If you’re curious how Republican legislators in Wisconsin rationalize passing last-minute legislation aimed at hobbling the state’s governor-elect, Tony Evers (D), allow them to explain.
“Listen. I’m concerned,” Senate Majority Leader Scott Fitzgerald said at a news conference on Tuesday. “I think that Governor-elect Evers is going to bring a liberal agenda to Wisconsin.”
If the legislation isn’t passed, Wisconsin State Assembly Speaker Robin Vos (R) warned on Tuesday night, “we are going to have a very liberal governor who is going to enact policies that are in direct contrast to what many of us believe in.”
The fear, from the top-ranking Republicans in the state legislature, is explicit: They are worried that Evers will advocate for policies and actions that are at odds with a conservative agenda, that he’ll make decisions that Republicans — “many of us” — disagree with.
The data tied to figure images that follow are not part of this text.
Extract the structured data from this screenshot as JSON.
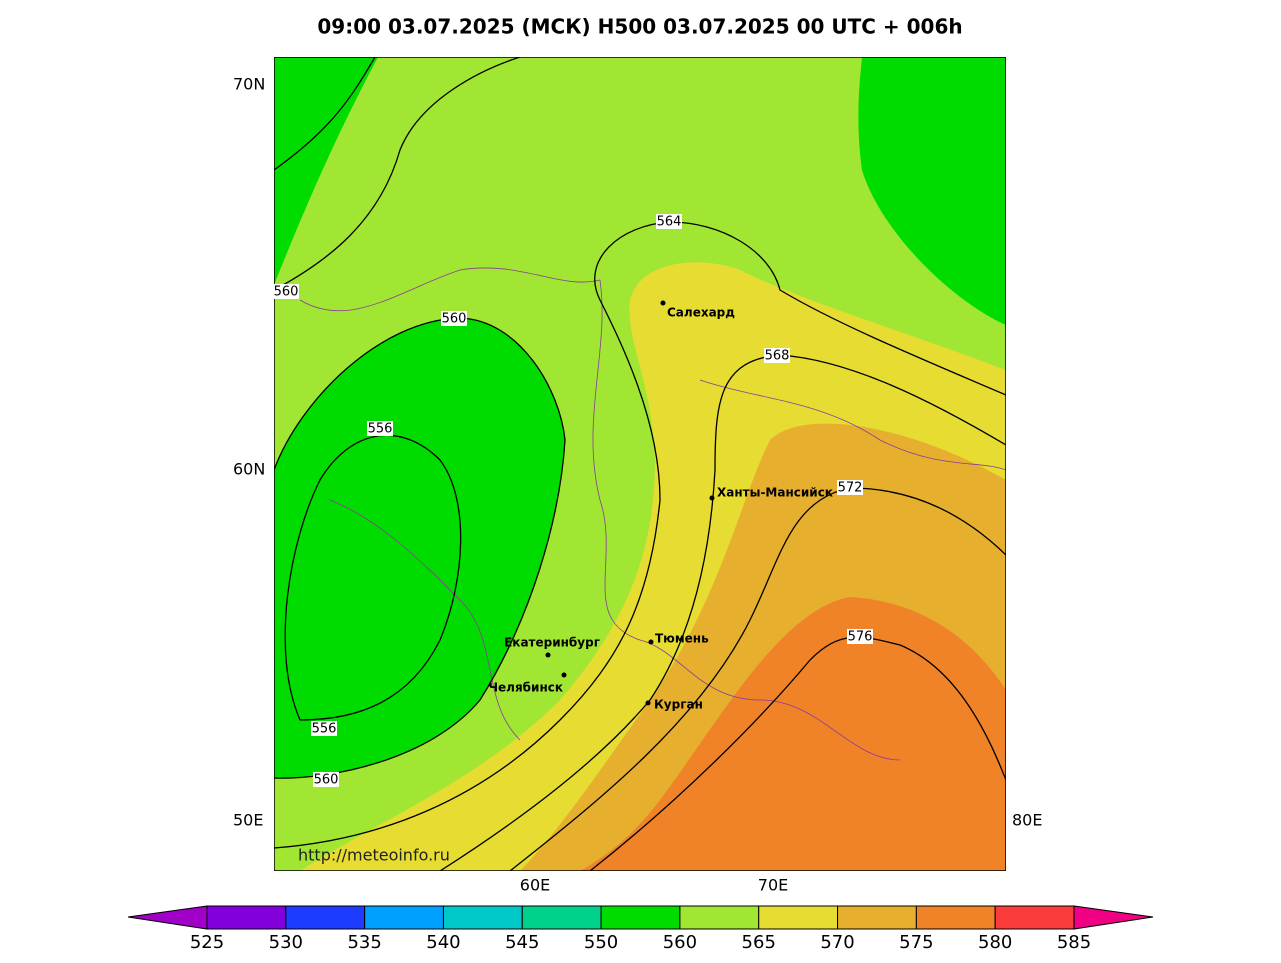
{
  "title": "09:00 03.07.2025 (МСК) H500  03.07.2025 00 UTC + 006h",
  "axis_labels": [
    "70N",
    "60N",
    "50E",
    "60E",
    "70E",
    "80E"
  ],
  "contour_labels": [
    564,
    560,
    560,
    556,
    568,
    572,
    576,
    556,
    560
  ],
  "cities": [
    "Салехард",
    "Ханты-Мансийск",
    "Екатеринбург",
    "Тюмень",
    "Челябинск",
    "Курган"
  ],
  "url": "http://meteoinfo.ru",
  "colorbar": {
    "levels": [
      525,
      530,
      535,
      540,
      545,
      550,
      560,
      565,
      570,
      575,
      580,
      585
    ],
    "colors": [
      "#a000c8",
      "#8200dc",
      "#1e3cff",
      "#00a0ff",
      "#00c8c8",
      "#00d28c",
      "#00dc00",
      "#a0e632",
      "#e6dc32",
      "#e6af2d",
      "#f08228",
      "#fa3c3c",
      "#f00082"
    ]
  }
}
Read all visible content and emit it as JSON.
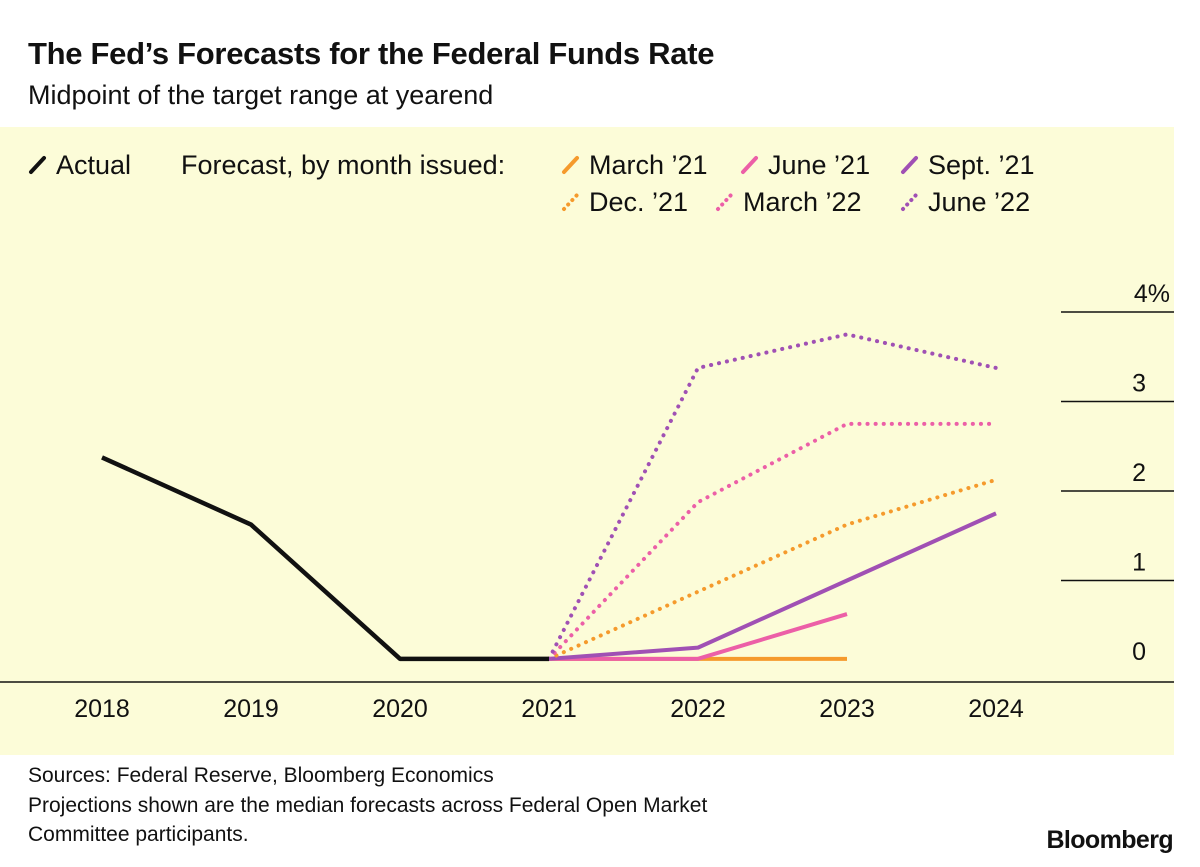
{
  "colors": {
    "actual": "#111111",
    "march21": "#f59a2c",
    "june21": "#ec5fa7",
    "sept21": "#a050b4",
    "dec21": "#f59a2c",
    "march22": "#ec5fa7",
    "june22": "#a050b4",
    "background": "#fcfcd8"
  },
  "legend": {
    "actual": "Actual",
    "forecast_prefix": "Forecast, by month issued:",
    "items": [
      "March ’21",
      "June ’21",
      "Sept. ’21",
      "Dec. ’21",
      "March ’22",
      "June ’22"
    ]
  },
  "footer": {
    "sources": "Sources: Federal Reserve, Bloomberg Economics",
    "note_line1": "Projections shown are the median forecasts across Federal Open Market",
    "note_line2": "Committee participants.",
    "logo": "Bloomberg"
  },
  "chart_data": {
    "type": "line",
    "title": "The Fed’s Forecasts for the Federal Funds Rate",
    "subtitle": "Midpoint of the target range at yearend",
    "x": [
      2018,
      2019,
      2020,
      2021,
      2022,
      2023,
      2024
    ],
    "x_tick_labels": [
      "2018",
      "2019",
      "2020",
      "2021",
      "2022",
      "2023",
      "2024"
    ],
    "y_ticks": [
      0,
      1,
      2,
      3,
      4
    ],
    "y_tick_labels": [
      "0",
      "1",
      "2",
      "3",
      "4%"
    ],
    "ylim": [
      0,
      4
    ],
    "xlabel": "",
    "ylabel": "",
    "series": [
      {
        "key": "actual",
        "name": "Actual",
        "style": "solid",
        "x": [
          2018,
          2019,
          2020,
          2021
        ],
        "values": [
          2.375,
          1.625,
          0.125,
          0.125
        ]
      },
      {
        "key": "march21",
        "name": "March ’21",
        "style": "solid",
        "x": [
          2021,
          2022,
          2023
        ],
        "values": [
          0.125,
          0.125,
          0.125
        ]
      },
      {
        "key": "june21",
        "name": "June ’21",
        "style": "solid",
        "x": [
          2021,
          2022,
          2023
        ],
        "values": [
          0.125,
          0.125,
          0.625
        ]
      },
      {
        "key": "sept21",
        "name": "Sept. ’21",
        "style": "solid",
        "x": [
          2021,
          2022,
          2023,
          2024
        ],
        "values": [
          0.125,
          0.25,
          1.0,
          1.75
        ]
      },
      {
        "key": "dec21",
        "name": "Dec. ’21",
        "style": "dotted",
        "x": [
          2021,
          2022,
          2023,
          2024
        ],
        "values": [
          0.125,
          0.875,
          1.625,
          2.125
        ]
      },
      {
        "key": "march22",
        "name": "March ’22",
        "style": "dotted",
        "x": [
          2021,
          2022,
          2023,
          2024
        ],
        "values": [
          0.125,
          1.875,
          2.75,
          2.75
        ]
      },
      {
        "key": "june22",
        "name": "June ’22",
        "style": "dotted",
        "x": [
          2021,
          2022,
          2023,
          2024
        ],
        "values": [
          0.125,
          3.375,
          3.75,
          3.375
        ]
      }
    ]
  }
}
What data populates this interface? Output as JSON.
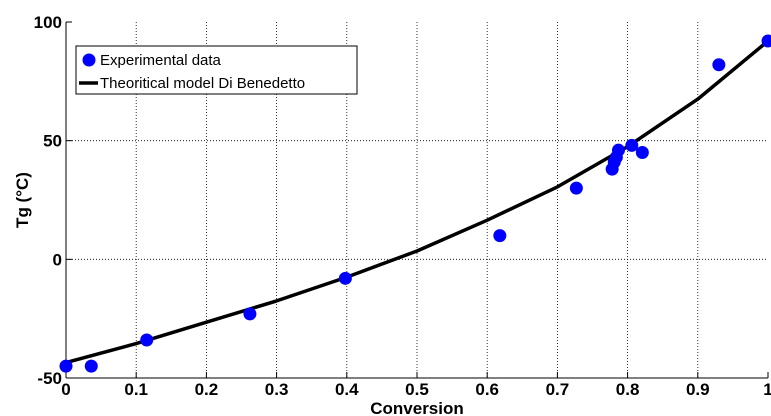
{
  "chart_data": {
    "type": "scatter",
    "title": "",
    "xlabel": "Conversion",
    "ylabel": "Tg (°C)",
    "xlim": [
      0,
      1
    ],
    "ylim": [
      -50,
      100
    ],
    "xticks": [
      0,
      0.1,
      0.2,
      0.3,
      0.4,
      0.5,
      0.6,
      0.7,
      0.8,
      0.9,
      1
    ],
    "xtick_labels": [
      "0",
      "0.1",
      "0.2",
      "0.3",
      "0.4",
      "0.5",
      "0.6",
      "0.7",
      "0.8",
      "0.9",
      "1"
    ],
    "yticks": [
      -50,
      0,
      50,
      100
    ],
    "ytick_labels": [
      "-50",
      "0",
      "50",
      "100"
    ],
    "grid": true,
    "legend_position": "top-left",
    "series": [
      {
        "name": "Experimental data",
        "kind": "scatter",
        "color": "#0000ff",
        "points": [
          [
            0.0,
            -45
          ],
          [
            0.036,
            -45
          ],
          [
            0.115,
            -34
          ],
          [
            0.262,
            -23
          ],
          [
            0.398,
            -8
          ],
          [
            0.618,
            10
          ],
          [
            0.727,
            30
          ],
          [
            0.778,
            38
          ],
          [
            0.781,
            41
          ],
          [
            0.784,
            43
          ],
          [
            0.787,
            46
          ],
          [
            0.806,
            48
          ],
          [
            0.821,
            45
          ],
          [
            0.93,
            82
          ],
          [
            1.0,
            92
          ]
        ]
      },
      {
        "name": "Theoritical model Di Benedetto",
        "kind": "line",
        "color": "#000000",
        "points": [
          [
            0.0,
            -43.5
          ],
          [
            0.1,
            -35.5
          ],
          [
            0.2,
            -26.5
          ],
          [
            0.3,
            -17.5
          ],
          [
            0.4,
            -7.5
          ],
          [
            0.5,
            3.5
          ],
          [
            0.6,
            16.5
          ],
          [
            0.7,
            30.5
          ],
          [
            0.8,
            47.5
          ],
          [
            0.9,
            67.5
          ],
          [
            1.0,
            92
          ]
        ]
      }
    ]
  }
}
Well, yeah. That’s how elections work. The person who wins more support from the state’s voters gets to run the state. Many of those voters won’t be happy with those decisions, but more of them, presumably, will be. Arguing that the power of the governor must necessarily be curtailed because a candidate won an election and will advocate the positions he ran on fundamentally goes against the spirit of democracy.
But the problem here isn’t only with how Fitzgerald and Vos are reacting to Evers’s win. Another problem is that the gulf between the two parties on policy issues has never been wider. Another is that elections have often become fights between two electoral poles instead of moderated appeals to unity.
To the first point, we can look at data provided by Pew Research Center polling. Pew has tracked opinions on 10 policy issues since 1994, including things like corporate profits, race, homosexuality and government. The gaps on views of those issues were about as wide between racial groups in 1994 as between members of either major political party. In the years since, though, that latter gulf has widened dramatically.